Kem also said that she worked with her mom a few years ago at a plant. “I can attest to this because I ended up working at one of these facilities that she worked at. I was a technician so I know I wasn’t [working] on the line or anything like that, but I saw it and it’s something I would never, ever want anyone to do. It’s not humane.” Rebecca talked about one of her favorite positions that she took in Cherokee, where she packaged meat. “She worked at her own pace, she managed her time with little to no supervision which is rare in those types of facilities,” her daughter translated. Rebecca is thankful nonetheless that she was given a job, as Kem explained, “She said to not be worried because she would rather be in the position of being denied an opportunity than to be in a position where there is no opportunity at all.”
Healthcare has been very wonder-like to Rebecca. “To me, the healthcare is amazing. I mean, I grew up in a village, I was born in a village, we didn’t have any hospitals so this is the best thing,” Kem translates. “[The plants she works at] are not for the employee,” Kem adds, regarding healthcare. Meatpacking has never affected Rebecca’s health, however, “Some of her friends have gone through it and they did not get the help they needed from the company.”

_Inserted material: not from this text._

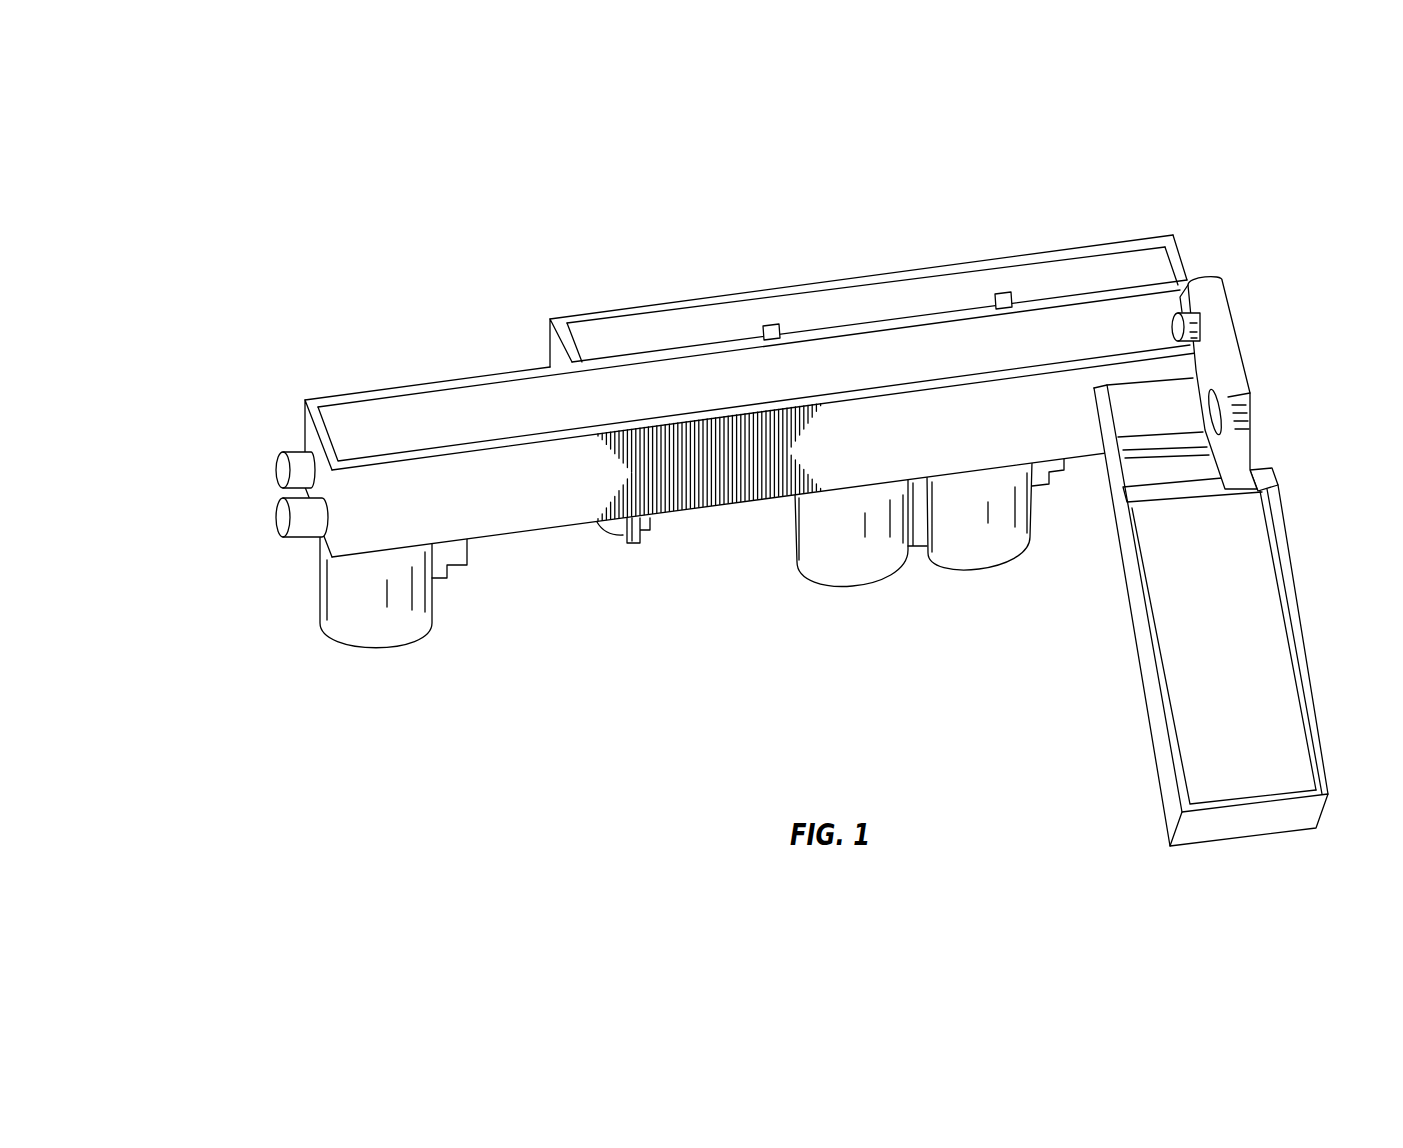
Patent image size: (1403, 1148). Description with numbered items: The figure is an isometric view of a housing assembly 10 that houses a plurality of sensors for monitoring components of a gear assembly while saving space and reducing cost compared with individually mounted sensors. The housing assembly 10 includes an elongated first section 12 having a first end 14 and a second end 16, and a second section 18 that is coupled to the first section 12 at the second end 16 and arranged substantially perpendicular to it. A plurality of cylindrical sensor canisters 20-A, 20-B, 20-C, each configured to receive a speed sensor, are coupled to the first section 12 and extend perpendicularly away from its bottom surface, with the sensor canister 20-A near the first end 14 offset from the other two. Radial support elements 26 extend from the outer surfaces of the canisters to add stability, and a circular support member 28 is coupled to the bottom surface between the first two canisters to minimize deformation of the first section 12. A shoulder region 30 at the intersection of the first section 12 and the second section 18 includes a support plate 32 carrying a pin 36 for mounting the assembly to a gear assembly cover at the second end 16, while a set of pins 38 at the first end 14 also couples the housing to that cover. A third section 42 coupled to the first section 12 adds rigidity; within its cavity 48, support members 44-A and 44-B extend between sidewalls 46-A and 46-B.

Rebecca does add, “The city could get behind the companies in the area and the way they treat their immigrant and refugee employees.” Storm Lake has offered a special environment to Rebecca and her family. “The opportunities that the community has provided to her children is why it’s the best community for her to have lived in,” Kem says. She says that Storm Lake’s city employees and factory employees should be treated the same. Despite this, Rebecca says that she feels Storm Lake has strengthened her bond with her kids, and Kem agrees that she feels closer to her mother. “
Does Rebecca regret it? “It’s difficult for her to answer,” Kem says. “On the one hand, there’s the fact that [her kids] will be in a better position, but she can’t answer that question because there’s a sword on each end. She knows she’s doing the right thing, but it’s a sacrifice.” Rebecca moved to Sioux City in 2017 with her two sons, and misses the community aspect that Storm Lake brought her. She helps pay for some of her distant family members’ tuition. She hopes that if she can retirement, she will return to Africa and revisit where her life started. If not, Kem states, “She proudly says that, since she is a U.S. citizen, even if I do retire and decide to go to Africa and I live out there for however long, maybe three years or so and I decide that I don’t want to live there anymore, I will come back here and live here instead. However, I want to go back there first. But I am a U.S. citizen. And I can do whatever I want.”